Step 5: Set Up Monitoring and Alerts
Running bots unattended requires monitoring. Set up these safeguards on your QuantVPS:
- Telegram alerts — configure your EA or Python bot to send trade notifications, daily P&L summaries, and error alerts to a Telegram bot
- Hard risk limits — code maximum daily trade counts, maximum drawdown thresholds, and position size caps directly into the bot. Never rely on broker-side limits alone
- Auto-restart — use Windows Task Scheduler to restart MT5 and your Python scripts automatically if they crash
- Daily log review — check your VPS at least once daily to verify all systems are running.
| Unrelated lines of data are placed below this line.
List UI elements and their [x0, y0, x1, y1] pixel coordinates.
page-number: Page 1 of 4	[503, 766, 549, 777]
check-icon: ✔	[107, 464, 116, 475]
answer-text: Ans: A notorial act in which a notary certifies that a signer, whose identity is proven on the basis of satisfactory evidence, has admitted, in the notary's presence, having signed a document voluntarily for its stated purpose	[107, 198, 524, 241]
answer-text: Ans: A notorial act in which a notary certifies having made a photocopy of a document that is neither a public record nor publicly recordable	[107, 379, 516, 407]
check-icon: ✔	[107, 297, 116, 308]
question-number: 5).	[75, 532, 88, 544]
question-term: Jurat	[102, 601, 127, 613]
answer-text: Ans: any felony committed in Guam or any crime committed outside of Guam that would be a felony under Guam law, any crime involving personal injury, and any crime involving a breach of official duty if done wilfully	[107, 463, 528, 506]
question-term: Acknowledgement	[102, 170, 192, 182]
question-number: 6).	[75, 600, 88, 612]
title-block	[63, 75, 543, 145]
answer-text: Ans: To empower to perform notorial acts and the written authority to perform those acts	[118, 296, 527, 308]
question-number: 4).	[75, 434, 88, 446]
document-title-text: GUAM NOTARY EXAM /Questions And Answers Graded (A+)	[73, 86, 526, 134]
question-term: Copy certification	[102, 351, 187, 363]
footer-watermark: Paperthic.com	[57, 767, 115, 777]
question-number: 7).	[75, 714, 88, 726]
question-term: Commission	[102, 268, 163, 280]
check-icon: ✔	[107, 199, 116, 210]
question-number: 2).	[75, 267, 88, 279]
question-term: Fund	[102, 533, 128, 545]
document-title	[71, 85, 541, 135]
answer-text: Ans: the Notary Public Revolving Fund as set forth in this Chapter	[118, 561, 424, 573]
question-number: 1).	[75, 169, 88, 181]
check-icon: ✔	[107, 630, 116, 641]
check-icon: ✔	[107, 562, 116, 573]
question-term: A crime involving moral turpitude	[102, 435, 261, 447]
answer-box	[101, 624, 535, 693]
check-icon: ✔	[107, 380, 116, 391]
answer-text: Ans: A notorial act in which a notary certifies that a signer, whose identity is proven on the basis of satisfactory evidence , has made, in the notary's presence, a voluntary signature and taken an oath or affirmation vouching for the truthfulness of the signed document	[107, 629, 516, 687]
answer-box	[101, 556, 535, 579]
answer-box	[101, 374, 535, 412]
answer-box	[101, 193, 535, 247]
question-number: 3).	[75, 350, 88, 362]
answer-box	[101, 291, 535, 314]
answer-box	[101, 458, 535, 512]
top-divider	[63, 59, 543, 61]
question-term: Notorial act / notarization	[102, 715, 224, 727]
QuantVPS's 24/7 support can help if you notice issues
Performance Tips
- Disable Windows visual effects and unnecessary services to free up RAM
- Set MT5 to load only the charts and timeframes your EAs actually use
- If running multiple MT5 instances, use portable installations in separate folders
- Schedule heavy operations (model retraining, backtesting) during off-market hours
- Use QuantVPS's Chicago server for futures, New York or London for forex
Final Thoughts
The combination of AI models and dedicated trading infrastructure removes two of the biggest variables in algorithmic trading: prediction quality and execution reliability. QuantVPS handles the second half of that equation.
Whether you are running a simple moving average EA or a multi-model LSTM system with LLM sentiment filtering, the setup process on QuantVPS is straightforward. The pre-configured Windows environment and trading-specific hardware mean less time configuring and more time iterating on strategies.
For a full review of QuantVPS's plans, latency benchmarks, and pricing, see our QuantVPS review and pricing breakdown.
Frequently Asked Questions
Can I run multiple MT5 instances on one QuantVPS?
Yes. The Pro and Ultra plans have enough resources to run 2-4 MT5 instances simultaneously. Use portable installations in separate folders to avoid conflicts.
Does QuantVPS support Linux for Python bots?
QuantVPS primarily offers Windows Server environments, which support Python natively. For Linux-based Docker setups, contact their support team about custom configurations.
How much RAM do I need for AI trading?
A single MT5 instance with one ONNX-based EA uses approximately 2-4GB of RAM. Add 2-4GB for a Python inference loop. The Pro plan with 16GB comfortably handles most setups.
Is QuantVPS fast enough for scalping?
Yes. With sub-0.52ms latency to the CME and sub-1ms to major forex brokers, QuantVPS is suitable for scalping and high-frequency strategies where execution speed is critical.
Can I use ChatGPT or Claude with my trading bot?
Yes. Your EA or Python bot can call the OpenAI or Anthropic APIs from the VPS. The stable internet connection ensures API calls complete reliably, even during high-volatility periods.